Summary and Analysis Chapter 12
Lipsha Morrissey narrates chapter twelve, which is set in 1982. He is at the beck and call of Grandma Kashpaw, who took him in and raised him as a young child. He’s always been told that his real mother tried to drown him in a potato sack, but he is grateful to Grandma Kashpaw for her love.
Lipsha may not have done much with his life, but he was born with “the touch.” His hands can heal, and he can feel the energy flowing through bodies. The only exception to his ability to touch and heal is Grandpa Kashpaw, who is just too smart, too stubborn, and now too broken-down and crazy. Lipsha does not want to meddle in the mind of someone so smart, especially someone he loves, because he is unsure of his ability to change something so complex without causing harm. So Lipsha has not even tried to heal Grandpa Kashpaw. Grandpa Kashpaw has diabetes and sneaks off to Lulu’s to eat candy, as well as to see Lulu. Lyman’s assessment of the situation is that Grandpa is using the craziness as a smokescreen so he can get some real thinking done without worrying about the day-to-day details of life. However, Grandma Kashpaw is nearly breaking down over it, about to explode from her desire at wanting the man she loves to be sane and love her exclusively.
As Lipsha walks in on Grandpa and Lulu going at it in the laundry room, Lulu’s wig pops off, and her proud, alien, bald head is revealed. She isn’t ashamed, but she is disconcerted, and they stop. Grandpa tells Lulu that the letter started the fire, not him, but without context she doesn’t understand what he is referring to.
Grandma and Lipsha decide that Grandpa needs to stop being unfaithful. He needs to be true to Grandma. This is something that Lipsha can’t use his touch to remedy, but Grandma has an idea: love medicine. This is the powerful, ancient art of causing people to love one another by using tokens or powerful objects. Because they know that geese pair up for life, and Lipsha has heard that the higher emotions such as love live in the heart, they decide that if Grandma and Grandpa each eat the heart of a paired goose, he will be tied to her. And if it doesn’t work, it shouldn’t do any harm.
So Lipsha sits out in the slough, hunting for a pair of geese. It is a cold day, and when he misses the shots at his first pair, he begins to get depressed. With his depression comes a lack of faith in the love medicine. Instead of doing what he knows he should—get fresh, still bloody hearts with all their power—he goes to the grocery and buys frozen turkey hearts. He tells himself that the power of the love medicine was in the faith, not the charms, but he doesn’t really believe it. So he tries to get the turkey hearts blessed first by a priest, and then by the nuns; however, everyone refuses.

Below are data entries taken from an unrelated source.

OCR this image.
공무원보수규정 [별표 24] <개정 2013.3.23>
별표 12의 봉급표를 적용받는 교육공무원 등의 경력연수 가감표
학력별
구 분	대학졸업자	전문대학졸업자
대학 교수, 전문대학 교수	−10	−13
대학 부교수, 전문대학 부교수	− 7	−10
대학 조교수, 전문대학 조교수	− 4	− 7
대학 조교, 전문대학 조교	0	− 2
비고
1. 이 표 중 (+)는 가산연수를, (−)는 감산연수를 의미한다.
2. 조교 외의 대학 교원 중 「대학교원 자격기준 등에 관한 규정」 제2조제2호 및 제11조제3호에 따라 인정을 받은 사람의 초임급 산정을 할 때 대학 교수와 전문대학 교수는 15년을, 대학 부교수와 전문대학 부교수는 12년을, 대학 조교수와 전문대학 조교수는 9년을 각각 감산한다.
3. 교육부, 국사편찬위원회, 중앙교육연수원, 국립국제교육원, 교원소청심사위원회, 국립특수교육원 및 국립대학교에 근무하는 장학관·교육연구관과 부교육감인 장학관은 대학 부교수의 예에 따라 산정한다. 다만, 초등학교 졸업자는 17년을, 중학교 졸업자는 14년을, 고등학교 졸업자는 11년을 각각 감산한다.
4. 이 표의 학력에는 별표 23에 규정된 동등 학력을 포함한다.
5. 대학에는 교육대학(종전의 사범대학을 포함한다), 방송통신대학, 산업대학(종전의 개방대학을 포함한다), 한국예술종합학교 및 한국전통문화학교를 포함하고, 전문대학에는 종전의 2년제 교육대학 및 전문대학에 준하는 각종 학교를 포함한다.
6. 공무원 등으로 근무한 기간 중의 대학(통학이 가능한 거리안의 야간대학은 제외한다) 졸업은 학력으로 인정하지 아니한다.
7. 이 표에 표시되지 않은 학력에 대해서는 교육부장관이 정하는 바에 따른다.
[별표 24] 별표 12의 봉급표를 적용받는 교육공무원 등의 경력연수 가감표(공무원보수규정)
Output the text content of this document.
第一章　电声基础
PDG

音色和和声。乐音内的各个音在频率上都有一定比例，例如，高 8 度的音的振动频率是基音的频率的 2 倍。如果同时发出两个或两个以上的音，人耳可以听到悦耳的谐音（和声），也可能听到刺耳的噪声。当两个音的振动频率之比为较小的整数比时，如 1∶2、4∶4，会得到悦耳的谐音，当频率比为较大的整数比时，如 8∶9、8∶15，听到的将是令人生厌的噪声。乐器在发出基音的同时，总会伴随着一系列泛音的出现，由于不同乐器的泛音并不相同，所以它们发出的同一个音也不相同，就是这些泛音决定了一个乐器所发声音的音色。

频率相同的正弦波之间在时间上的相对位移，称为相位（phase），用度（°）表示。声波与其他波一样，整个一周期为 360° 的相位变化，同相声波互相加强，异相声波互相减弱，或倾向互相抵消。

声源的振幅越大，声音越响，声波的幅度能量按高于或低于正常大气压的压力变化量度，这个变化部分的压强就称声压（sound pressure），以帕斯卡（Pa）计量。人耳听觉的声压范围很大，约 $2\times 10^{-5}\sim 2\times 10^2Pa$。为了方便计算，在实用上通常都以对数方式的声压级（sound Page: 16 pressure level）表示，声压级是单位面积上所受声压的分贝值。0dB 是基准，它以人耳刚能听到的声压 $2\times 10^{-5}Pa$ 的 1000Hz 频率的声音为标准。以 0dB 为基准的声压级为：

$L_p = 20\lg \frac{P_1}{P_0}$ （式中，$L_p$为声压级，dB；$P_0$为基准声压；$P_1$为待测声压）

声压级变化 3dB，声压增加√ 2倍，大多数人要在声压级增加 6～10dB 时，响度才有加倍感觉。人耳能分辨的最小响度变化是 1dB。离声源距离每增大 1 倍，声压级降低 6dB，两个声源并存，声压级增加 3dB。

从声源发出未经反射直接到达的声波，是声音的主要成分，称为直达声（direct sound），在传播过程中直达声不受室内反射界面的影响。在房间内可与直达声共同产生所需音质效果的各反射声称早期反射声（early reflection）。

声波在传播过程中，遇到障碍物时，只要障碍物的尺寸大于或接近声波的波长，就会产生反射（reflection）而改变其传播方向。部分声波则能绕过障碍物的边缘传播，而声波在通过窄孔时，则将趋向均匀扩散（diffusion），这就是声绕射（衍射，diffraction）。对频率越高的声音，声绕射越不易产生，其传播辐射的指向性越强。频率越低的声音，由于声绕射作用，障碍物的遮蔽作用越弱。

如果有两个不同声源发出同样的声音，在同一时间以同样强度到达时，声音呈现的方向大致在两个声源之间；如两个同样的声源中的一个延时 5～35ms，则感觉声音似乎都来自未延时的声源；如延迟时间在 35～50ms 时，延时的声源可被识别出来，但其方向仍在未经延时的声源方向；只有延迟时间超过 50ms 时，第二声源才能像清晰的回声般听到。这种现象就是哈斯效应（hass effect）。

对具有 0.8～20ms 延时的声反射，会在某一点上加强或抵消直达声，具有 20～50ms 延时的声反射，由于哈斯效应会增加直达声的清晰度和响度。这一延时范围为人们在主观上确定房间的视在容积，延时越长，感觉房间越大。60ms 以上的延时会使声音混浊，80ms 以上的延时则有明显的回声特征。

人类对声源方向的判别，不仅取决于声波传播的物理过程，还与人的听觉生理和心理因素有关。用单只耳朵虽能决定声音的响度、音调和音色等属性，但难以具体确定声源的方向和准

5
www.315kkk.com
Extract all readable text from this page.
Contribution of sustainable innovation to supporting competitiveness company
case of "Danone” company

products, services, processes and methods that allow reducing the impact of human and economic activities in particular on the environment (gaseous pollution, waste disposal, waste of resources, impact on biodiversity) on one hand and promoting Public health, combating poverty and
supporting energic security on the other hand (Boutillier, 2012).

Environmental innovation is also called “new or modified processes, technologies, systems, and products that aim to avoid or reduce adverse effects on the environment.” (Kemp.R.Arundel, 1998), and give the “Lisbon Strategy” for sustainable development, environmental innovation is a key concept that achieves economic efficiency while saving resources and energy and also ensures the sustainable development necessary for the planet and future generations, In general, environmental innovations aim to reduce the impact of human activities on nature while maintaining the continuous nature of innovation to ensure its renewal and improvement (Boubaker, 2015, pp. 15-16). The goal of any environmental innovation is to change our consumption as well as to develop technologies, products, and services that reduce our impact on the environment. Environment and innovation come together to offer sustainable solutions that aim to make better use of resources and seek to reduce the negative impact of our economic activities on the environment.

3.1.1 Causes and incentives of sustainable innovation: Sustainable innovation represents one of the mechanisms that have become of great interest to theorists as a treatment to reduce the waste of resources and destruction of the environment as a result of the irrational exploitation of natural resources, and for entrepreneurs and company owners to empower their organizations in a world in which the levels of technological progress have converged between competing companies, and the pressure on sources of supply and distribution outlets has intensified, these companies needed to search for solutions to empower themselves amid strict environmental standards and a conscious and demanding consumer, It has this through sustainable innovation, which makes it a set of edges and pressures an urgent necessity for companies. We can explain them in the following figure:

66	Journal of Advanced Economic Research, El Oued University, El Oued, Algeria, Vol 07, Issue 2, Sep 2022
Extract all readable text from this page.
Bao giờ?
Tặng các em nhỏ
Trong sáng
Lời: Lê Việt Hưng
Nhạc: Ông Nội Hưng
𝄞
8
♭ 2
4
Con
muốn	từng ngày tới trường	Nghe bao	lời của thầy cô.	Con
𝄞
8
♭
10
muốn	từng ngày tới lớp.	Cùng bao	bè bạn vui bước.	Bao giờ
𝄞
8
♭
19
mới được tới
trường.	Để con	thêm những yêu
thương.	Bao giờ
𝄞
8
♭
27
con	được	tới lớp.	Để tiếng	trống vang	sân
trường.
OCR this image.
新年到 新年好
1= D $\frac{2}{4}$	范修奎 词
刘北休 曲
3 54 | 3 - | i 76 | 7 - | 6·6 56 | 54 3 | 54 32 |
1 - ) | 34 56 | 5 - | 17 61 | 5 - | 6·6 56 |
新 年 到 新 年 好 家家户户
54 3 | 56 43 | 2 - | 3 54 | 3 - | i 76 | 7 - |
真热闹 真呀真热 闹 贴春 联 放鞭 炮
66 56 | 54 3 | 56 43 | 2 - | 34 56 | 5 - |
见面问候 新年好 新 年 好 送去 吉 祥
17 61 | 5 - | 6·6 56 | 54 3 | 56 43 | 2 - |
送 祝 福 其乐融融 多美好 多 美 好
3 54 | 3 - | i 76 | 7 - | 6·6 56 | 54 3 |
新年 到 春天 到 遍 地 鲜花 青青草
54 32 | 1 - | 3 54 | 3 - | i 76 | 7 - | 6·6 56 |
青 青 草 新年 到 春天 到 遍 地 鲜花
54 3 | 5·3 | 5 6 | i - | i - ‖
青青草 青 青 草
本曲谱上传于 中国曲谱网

When he takes them home, Grandma eats hers raw, immediately excited. Grandpa, however, has to be coaxed and then only rolls it around on his tongue and refuses to swallow. Grandma Marie gets so mad she smacks him on the shoulder blades to get him to swallow—but he chokes on the heart and dies. Lipsha’s touch fails to revive him, and his touch fails to work thereafter.
Grandma nearly dies of shock, but is revived. Soon after the funeral, Grandma tells Lipsha that Grandpa has come back for her. That the love medicine was too strong, and Grandpa couldn’t leave this world without her. That night, Lipsha speaks to Grandpa and persuades him to go where he should and to find June, and it works.
The next morning, Lipsha tells Grandma all about the store turkey hearts and that Grandpa came back out of true love, nothing to do with the false love medicine. Grandma cries and gives him the beads she holds for reassurance, beads she had kept with her since receiving them from June.